C’est aujourd’hui de notoriété publique que les trois personnes qui dirigent le gouvernement et le pays sont le président Talon lui- même, son conseiller spécial et cousin, expert-comptable de son état, Johannes Dagnon, et l’ami et associé inséparable Olivier Boko qui ne porte aucun titre, ni n’occupe aucune fonction officielle. Tout en étant omni présent ! Or ce premier cercle auquel est associé aujourd’hui le ministre Djogbénou, est essentiellement composé des hommes d’affaires ou associés qui n’ont aucune expérience des us et coutumes, ni même des intrigues du monde politique.
S’ils ont été « les télécommandes » assurant l’intendance et l’ordinaire, comme chacun le sait aujourd’hui, ils ne sont pas moins étrangers au monde politique qui a ses propres règles et ses propres codes. Et des personnalités comme l’ex ministre Candide Azannai qui ont le sens de l’honneur et de la dignité chevillé au corps, n’aiment guère passer pour des pantins manipulés par des mains extérieures. Sa démission fracassante la semaine dernière ne s’explique pas autrement. Tant qu’il en sera ainsi, c’est-à-dire, tant que le pouvoir et tout ce qui se décide ne sortira pas de ce petit cercle, rien ne changera positivement dans le pays.

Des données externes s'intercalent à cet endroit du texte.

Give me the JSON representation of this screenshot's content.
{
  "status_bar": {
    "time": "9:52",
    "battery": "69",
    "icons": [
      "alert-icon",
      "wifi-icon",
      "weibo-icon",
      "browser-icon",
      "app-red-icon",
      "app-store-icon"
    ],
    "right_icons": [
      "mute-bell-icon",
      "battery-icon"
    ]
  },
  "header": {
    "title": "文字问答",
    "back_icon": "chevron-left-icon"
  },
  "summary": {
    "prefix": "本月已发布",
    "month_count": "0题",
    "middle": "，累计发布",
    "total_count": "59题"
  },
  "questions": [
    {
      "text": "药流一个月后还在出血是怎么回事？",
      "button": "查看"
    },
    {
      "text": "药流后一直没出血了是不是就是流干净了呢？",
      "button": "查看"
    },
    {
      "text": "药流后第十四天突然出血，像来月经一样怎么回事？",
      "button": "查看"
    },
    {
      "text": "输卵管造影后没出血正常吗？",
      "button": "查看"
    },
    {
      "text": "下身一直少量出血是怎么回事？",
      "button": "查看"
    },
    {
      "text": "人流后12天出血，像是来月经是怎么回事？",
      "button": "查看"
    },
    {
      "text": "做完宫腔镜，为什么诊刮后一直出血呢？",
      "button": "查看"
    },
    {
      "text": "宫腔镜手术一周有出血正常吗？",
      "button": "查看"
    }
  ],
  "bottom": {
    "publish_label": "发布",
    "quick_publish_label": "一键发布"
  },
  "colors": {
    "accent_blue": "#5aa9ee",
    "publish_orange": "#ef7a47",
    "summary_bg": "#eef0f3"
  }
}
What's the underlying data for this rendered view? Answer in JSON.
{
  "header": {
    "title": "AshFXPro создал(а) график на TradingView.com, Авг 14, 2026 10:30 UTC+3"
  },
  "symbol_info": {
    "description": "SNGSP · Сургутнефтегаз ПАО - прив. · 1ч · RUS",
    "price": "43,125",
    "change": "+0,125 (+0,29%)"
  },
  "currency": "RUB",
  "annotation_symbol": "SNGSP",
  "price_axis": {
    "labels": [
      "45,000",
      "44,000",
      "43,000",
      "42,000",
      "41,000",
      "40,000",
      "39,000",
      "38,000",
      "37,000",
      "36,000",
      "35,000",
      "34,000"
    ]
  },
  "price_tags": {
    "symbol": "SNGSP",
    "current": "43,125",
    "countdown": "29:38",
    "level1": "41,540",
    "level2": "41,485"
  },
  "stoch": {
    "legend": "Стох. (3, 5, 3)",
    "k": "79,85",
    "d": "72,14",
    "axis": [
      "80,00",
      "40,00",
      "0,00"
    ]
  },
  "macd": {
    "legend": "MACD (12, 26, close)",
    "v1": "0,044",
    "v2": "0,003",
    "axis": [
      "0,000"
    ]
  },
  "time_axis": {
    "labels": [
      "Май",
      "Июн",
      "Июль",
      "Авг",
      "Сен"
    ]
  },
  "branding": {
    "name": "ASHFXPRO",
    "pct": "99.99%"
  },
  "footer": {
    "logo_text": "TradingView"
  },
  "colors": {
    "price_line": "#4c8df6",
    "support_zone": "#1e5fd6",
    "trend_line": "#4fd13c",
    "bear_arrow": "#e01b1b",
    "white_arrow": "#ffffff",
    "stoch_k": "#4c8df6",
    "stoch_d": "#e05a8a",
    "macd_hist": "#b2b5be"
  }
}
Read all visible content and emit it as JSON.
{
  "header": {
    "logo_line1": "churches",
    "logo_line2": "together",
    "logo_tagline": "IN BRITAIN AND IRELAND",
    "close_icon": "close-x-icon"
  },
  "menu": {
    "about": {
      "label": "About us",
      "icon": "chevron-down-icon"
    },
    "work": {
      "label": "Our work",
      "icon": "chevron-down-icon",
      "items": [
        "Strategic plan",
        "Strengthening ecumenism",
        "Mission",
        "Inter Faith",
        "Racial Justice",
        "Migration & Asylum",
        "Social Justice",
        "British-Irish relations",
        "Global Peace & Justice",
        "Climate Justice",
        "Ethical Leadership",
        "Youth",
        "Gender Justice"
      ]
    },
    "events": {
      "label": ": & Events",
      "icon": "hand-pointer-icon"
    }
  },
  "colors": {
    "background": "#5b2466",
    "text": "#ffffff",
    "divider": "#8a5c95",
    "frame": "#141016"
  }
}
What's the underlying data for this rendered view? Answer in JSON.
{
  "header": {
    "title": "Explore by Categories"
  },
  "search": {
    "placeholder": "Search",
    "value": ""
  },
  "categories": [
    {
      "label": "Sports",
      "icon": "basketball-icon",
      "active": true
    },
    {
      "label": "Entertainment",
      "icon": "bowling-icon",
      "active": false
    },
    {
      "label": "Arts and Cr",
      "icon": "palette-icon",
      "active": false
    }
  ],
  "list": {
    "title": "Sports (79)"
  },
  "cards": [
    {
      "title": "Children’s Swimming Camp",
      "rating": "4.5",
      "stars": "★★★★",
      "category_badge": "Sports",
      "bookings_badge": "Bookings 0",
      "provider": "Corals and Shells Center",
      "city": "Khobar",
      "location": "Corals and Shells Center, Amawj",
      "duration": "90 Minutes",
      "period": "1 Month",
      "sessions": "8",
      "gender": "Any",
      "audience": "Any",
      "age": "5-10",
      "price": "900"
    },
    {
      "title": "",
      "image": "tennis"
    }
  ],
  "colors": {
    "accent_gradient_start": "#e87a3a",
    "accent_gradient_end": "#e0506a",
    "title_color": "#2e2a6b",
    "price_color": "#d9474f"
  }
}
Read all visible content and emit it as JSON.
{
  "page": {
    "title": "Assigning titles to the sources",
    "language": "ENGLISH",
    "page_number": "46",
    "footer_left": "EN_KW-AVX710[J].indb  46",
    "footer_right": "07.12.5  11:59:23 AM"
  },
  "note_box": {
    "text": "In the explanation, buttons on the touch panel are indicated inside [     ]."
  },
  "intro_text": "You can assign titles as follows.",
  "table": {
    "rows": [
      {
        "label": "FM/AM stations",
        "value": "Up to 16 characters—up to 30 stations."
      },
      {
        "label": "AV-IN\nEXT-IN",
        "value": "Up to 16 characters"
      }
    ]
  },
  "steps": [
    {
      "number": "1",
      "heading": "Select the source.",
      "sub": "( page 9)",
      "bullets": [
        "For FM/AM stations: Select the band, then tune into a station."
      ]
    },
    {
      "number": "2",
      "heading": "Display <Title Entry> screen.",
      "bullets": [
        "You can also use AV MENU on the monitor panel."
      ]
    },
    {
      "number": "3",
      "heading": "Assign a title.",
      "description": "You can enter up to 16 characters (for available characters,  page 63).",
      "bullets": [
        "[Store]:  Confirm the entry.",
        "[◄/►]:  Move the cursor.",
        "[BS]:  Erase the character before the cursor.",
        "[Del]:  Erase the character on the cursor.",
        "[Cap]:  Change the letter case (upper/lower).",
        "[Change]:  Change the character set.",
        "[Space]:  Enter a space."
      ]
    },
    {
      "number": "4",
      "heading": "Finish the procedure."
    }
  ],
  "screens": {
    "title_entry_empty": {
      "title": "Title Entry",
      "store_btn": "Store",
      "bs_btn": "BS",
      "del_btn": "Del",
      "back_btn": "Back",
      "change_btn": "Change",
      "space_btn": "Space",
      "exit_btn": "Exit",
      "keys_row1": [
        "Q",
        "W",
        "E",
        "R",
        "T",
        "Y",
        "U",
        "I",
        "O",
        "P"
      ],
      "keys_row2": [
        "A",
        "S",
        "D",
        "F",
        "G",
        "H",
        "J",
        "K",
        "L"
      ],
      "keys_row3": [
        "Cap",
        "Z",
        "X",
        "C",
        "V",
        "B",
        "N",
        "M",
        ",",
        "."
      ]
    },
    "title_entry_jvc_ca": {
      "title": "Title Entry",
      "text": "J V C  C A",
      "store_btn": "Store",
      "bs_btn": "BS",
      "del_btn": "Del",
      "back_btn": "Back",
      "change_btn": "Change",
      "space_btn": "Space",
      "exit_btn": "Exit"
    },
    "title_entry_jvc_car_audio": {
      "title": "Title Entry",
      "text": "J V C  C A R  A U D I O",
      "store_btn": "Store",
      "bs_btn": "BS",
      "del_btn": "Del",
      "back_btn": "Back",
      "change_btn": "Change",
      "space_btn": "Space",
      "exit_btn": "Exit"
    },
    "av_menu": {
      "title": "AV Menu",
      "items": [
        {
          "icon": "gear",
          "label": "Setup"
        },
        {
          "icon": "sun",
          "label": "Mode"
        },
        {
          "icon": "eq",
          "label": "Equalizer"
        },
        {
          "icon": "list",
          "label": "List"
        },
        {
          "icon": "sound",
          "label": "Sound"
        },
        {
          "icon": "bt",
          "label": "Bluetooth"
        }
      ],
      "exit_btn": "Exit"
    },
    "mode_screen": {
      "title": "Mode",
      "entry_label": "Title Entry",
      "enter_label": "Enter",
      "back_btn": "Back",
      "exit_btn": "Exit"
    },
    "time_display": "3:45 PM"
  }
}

Le ministre Djogbénou, tout agrégé de droit privé qu’il est, continuera de s’époumoner avec les effets de manche, et de s’extasier sur les mérites supposés de son président, dans des formules vaseuses comme celle-ci : « le président Talon est un homme d’affaires qui dirige le pays comme une entreprise ». Or, le Bénin n’est ni une entreprise publique, ni privée. Nous sommes un Etat et les citoyens de ce pays ne sont pas des employés du chef d’entreprise Talon, mais des hommes libres soumis à des obligations et ayant des droits inaliénables, comme celui d’exiger de celui qu’ils ont élu un compte-rendu de la gestion qu’il fait du bien commun.
Le président doit sortir impérativement du carcan des relations familiales et affairistes -en clair sortir définitivement de sa peau d’homme d’affaire-, pour aller à la rencontre des hommes politiques qui le soutiennent (actuellement ils font profil bas et se contentent de murmurer des conseils qu’il n’écoute pas, pour préserver les prébendes et l’argent de la corruption dont parlait la vielle Dame l’autre jour). Aller à la rencontre du peuple qui l’a élu pour s’imprégner de ses problèmes.
C’est avec lui et non sans lui et ses représentants les plus crédibles qu’il pourra engager les réformes politiques et institutionnelles dont ils sont les premiers bénéficiaires. Le président Macky Sall disait récemment à l’adresse de ses opposants qui l’accusent d’être tout le temps en campagne, qu’il n’a pas été élu pour rester entre les quatre murs de la présidence.
Notre président doit, non seulement sortir du palais de la Marina et de sa résidence cossue du quartier résidentiel de Zongo pour faire la politique pour laquelle on l’a élu, et nous donner la preuve qu’il a définitivement quitté le monde des affaires, mais également pour éviter les conflits d’intérêt! Il comprendrait alors pourquoi et comment Le projet de révision « Djogbénou », avec les dispositions non consensuelles comme le mandat unique et l’impunité octroyée aux dignitaires, a vécu. Il est même déjà mort né! Le président Talon devrait s’atteler, et ce n’est pas le plus difficile, à faire réécrire avec le concours de tous, un projet plus consensuel qui ne violente pas la constitution de 1990. Ainsi parviendra-t-il à être porté en triomphe le 6avril 2021, comme il l’a souhaité lui-même, pour avoir été celui qui a réussi une révision en douceur, sans avoir défloré la jeune fille vieille de 27 ans.